Autre réaction, rapportée par Présent (24 avril), celle de Mgr Le Gall, archevêque de Toulouse :
On profite de cette crise pour remettre en question la liberté de culte », protestait l’abbé de Maistre après la scandaleuse intrusion dimanche de flics armés dans son église (voir Présent du 24 avril). Et il est vrai que, au moment où le gouvernement s’apprête à rouvrir les écoles ainsi que de nombreux autres lieux publics, l’obstination de Macron à maintenir l’interdiction des messes jusqu’à la mi-juin est des plus suspectes. Au point que certains évêques, rompant avec leur habituelle réserve, n’hésitent plus à manifester leur mécontentement face à cette injustice criante. (…) Mais la réaction la plus vive est venue de Mgr Le Gall, archevêque de Toulouse, qui, dans un entretien accordé à France Bleu, n’a pas mâché ses mots.

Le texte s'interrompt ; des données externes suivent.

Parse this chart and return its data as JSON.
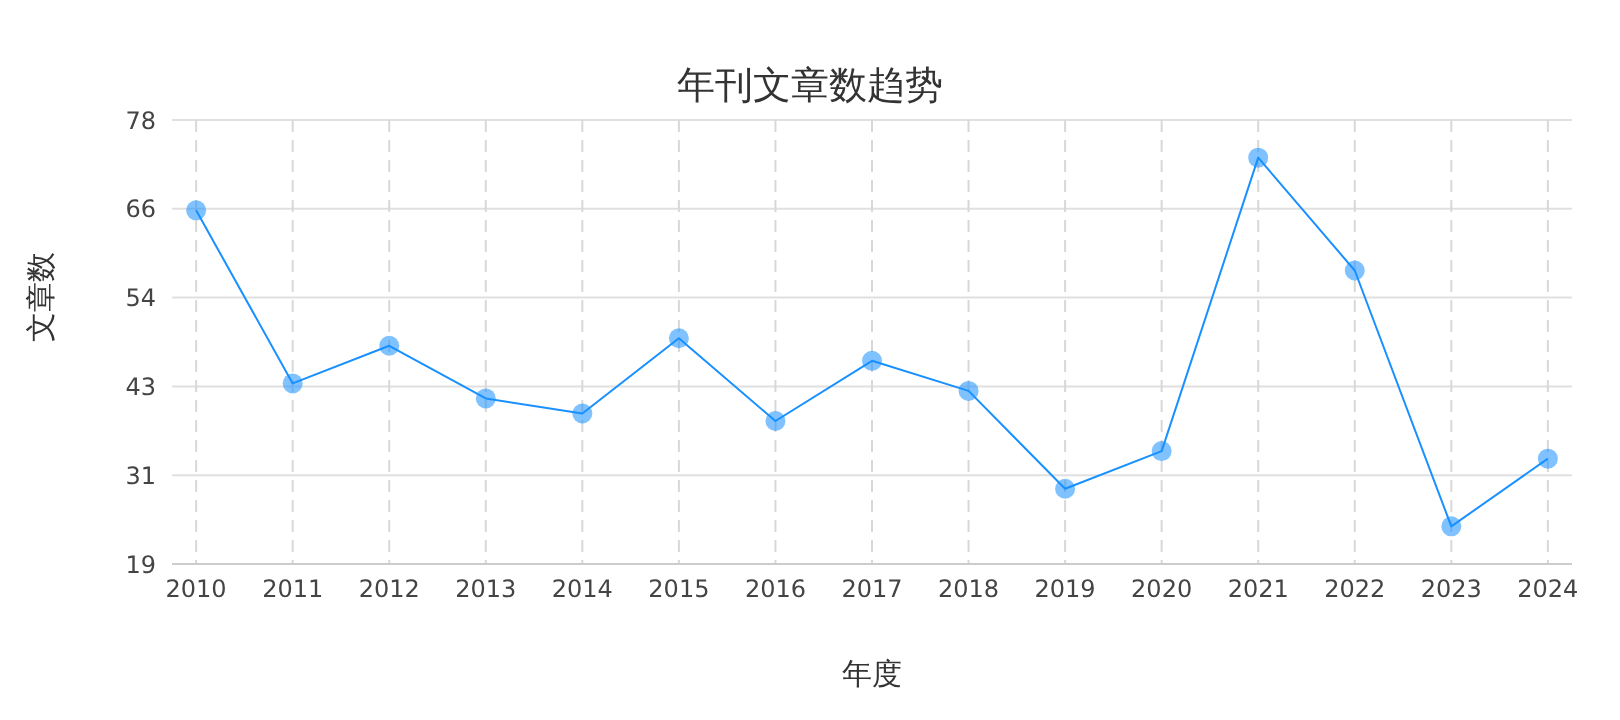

En effet, a-t-il expliqué, la décision du président « [l]’inquiète beaucoup », car « [il entend] les réactions autour de [lui] des prêtres et des fidèles qui trouvent cela tout à fait anormal. […] Ils ont besoin des sacrements, de la communion au corps et au sang du Christ à la messe ». Et Mgr Le Gall de poursuivre : « Depuis un mois, nous avons joué le jeu du confinement », aussi, « entendre aujourd’hui que nous devons être privés de culte pendant deux mois et demi encore, c’est difficile ». Surtout quand, au même moment, « les gens peuvent aller au McDonald’s » ! On ajoutera que cette obstination de Macron est d’autant plus suspecte qu’elle intervient après des semaines durant lesquelles on aura vu la police fermer les yeux sur le non-respect du confinement dans les banlieues, mais surveiller en revanche de près les églises, comme l’ont prouvé le rappel à loi (injustifié) d’un prêtre isérois en mars, l’hystérie politico-médiatique déclenché par la prétendue « messe clandestine » de Saint-Nicolas-du-Chardonnet (voir Présent du 15 avril) ou encore la profanation dimanche de l’église Saint-André-de-l’Europe par la police.